KPMG recently released its annual survey of worldwide corporation tax rates. The key finding is that corporation tax rates have continued to fall in 2008. The average corporation tax rate in the 109 countries surveyed was 26 percent. In the OECD, the average was 27 percent (down 11 percent in the last 12 years). In the EU, the average rate is just 23 percent (down from 38 percent in 1996).
All of that is good news for the world economy (and you won't hear that said very often at the moment). Unfortunately, however, it's bad news for Britain. The reason? At 28 percent, Britain's corporation tax rate is higher then the international, OECD and EU averages. Indeed, our tax rate is dramatically higher than some of our nearest competitors – most notably Ireland, where corporation tax is just 12.5 percent.

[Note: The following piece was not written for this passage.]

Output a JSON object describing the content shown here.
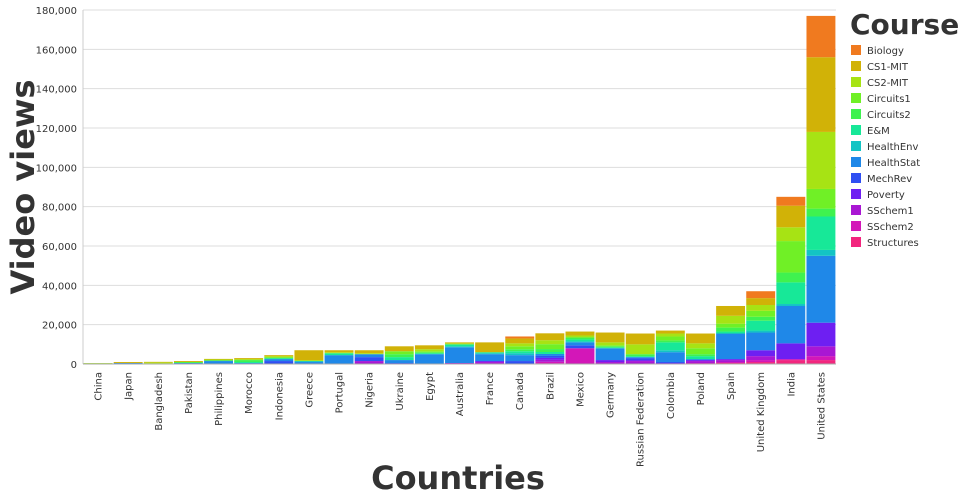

This is a problem because it discourages corporations from investing in the UK, and encourages corporations that are already based here to move overseas. This costs us both jobs and economic wealth. High corporation taxes also tend to drive up prices for consumers, and keep down wages for workers (since corporations tend to shift the burden of taxes downwards). Needless to say, high rates also divert effort and resources away from production and towards developing tax minimization strategies.
As Matthew Sinclair writes here, all of this means that cutting corporation tax can actually increase revenue as the economy grows and there are more profits to tax. That doesn't matter much to me – the government already spends far too much of our money – but it might make tax cuts an easier pill for the politicians to swallow. With that in mind, what are they waiting for?